Berliner Derbys: Union trifft Hertha

Heute in unserer Serie Berliner Derbys: Zur Neueröffnung des Olympiastadions am 1. August 2004 erzielt ausgerechnet der Stadtrivale aus Köpenick das erste Tor.

Irgendeiner hat da bei Hertha BSC nicht richtig aufgepasst. An diesem heißen Wochenende, als nach dreijährigem Umbau endlich das modernisierte Olympiastadion eingeweiht wird. Nena singt, Kerner plaudert, Barenboim dirigiert, 100.000 Neugierige kommen an zwei Tagen, sie bestaunen den tiefer gelegten Rasen, die steiler arrangierten Tribünen und die blaue Laufbahn. Nur bei der sportlichen Untermalung des Rahmenprogramms haben sie beim damals noch unangefochten führenden Berliner Fußballunternehmen einen kleinen, aber entscheidenden Fehler gemacht. Zwar ist zur offiziellen Einweihung Besiktas Istanbul als Premierengast angekündigt, doch zur Ouvertüre lassen die Profis vorher noch ihre in der Drittklassigkeit kickende zweite Mannschaft ran. Und das wird Folgen haben, wenn auch nur symbolische.

Knapp 6.500 Zuschauer verlieren sich im Olympiastadion, als es zur vorgerückten Mittagsstunde gegen den 1. FC Union geht. Union ist gerade aus der Zweiten Bundesliga abgestiegen und kämpft mit den üblichen finanziellen Problemen. Trainer Frank Wormuth, er hat früher mal für Hertha verteidigt, muss eine völlig neue Mannschaft aufbauen, sie ist im Durchschnitt nicht mal 23 Jahre alt. Bei Hertha spielen die Profis Gerhard Tremmel, Sofian Chahed und Andreas Schmidt mit, aber sie tun sich schwer gegen die kecken Köpenicker. Union macht das Spiel und, noch wichtiger, auch das 1:0. Um exakt 14.12 Uhr trifft per Kopf ein gewisser Martin Hauswald, ein gerade 168 Zentimeter kleines Bürschchen.

Es ist dies ein besonderer Moment: das erste Tor im neuen alten Stadion; und ausgerechnet einem Spieler vom 1. FC Union wird diese Ehre zuteil. Hertha schafft in der Schlussminute noch das 1:1 durch Chahed, im eigentlichen Eröffnungsspiel siegt Hertha 3:1 über Besiktas.

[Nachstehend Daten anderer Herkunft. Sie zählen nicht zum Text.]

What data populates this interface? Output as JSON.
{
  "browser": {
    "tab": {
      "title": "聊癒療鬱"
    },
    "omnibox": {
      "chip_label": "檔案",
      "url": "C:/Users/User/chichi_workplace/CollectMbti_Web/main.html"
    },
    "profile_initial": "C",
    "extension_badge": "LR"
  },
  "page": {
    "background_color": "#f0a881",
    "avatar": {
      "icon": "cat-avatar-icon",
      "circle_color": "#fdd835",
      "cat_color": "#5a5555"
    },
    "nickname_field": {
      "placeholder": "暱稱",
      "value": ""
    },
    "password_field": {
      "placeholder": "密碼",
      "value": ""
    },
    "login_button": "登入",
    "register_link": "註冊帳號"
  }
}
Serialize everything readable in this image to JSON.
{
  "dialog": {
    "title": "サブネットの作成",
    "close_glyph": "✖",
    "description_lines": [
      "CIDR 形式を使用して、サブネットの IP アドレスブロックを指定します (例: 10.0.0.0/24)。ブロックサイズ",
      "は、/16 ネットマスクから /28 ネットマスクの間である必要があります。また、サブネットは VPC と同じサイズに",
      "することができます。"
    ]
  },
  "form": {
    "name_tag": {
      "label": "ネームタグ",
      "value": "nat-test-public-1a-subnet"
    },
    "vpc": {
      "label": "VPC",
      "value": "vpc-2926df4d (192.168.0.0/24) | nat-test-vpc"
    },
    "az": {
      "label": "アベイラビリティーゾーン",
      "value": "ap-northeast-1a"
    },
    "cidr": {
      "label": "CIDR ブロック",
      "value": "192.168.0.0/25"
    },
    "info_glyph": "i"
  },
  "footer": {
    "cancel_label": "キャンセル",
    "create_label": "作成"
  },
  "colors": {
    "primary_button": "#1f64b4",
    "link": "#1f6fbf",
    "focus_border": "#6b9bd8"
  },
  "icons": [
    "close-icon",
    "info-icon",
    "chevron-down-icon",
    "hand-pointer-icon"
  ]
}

Aber in keiner Rezension dieses Eröffnungstages fehlt der Hinweis auf die Köpenicker Urheberschaft des ersten Tores. Martin Hauswald interessiert das nicht weiter, er verlässt verärgert über den späten Ausgleich den Platz, aber auf den Tribünen feiern die aus dem Südosten der Stadt angereisten Union- Fans ihr ganz spezielles Erfolgserlebnis. Es ist die vorerst letzte Party, die Union begehen kann. Am Ende der Saison wird der Klub vier Trainer verschlissen haben und in die Viertklassigkeit absteigen. Martin Hauswald verlässt den 1. FC Union und verdingt sich künftig bei Eintracht Braunschweig.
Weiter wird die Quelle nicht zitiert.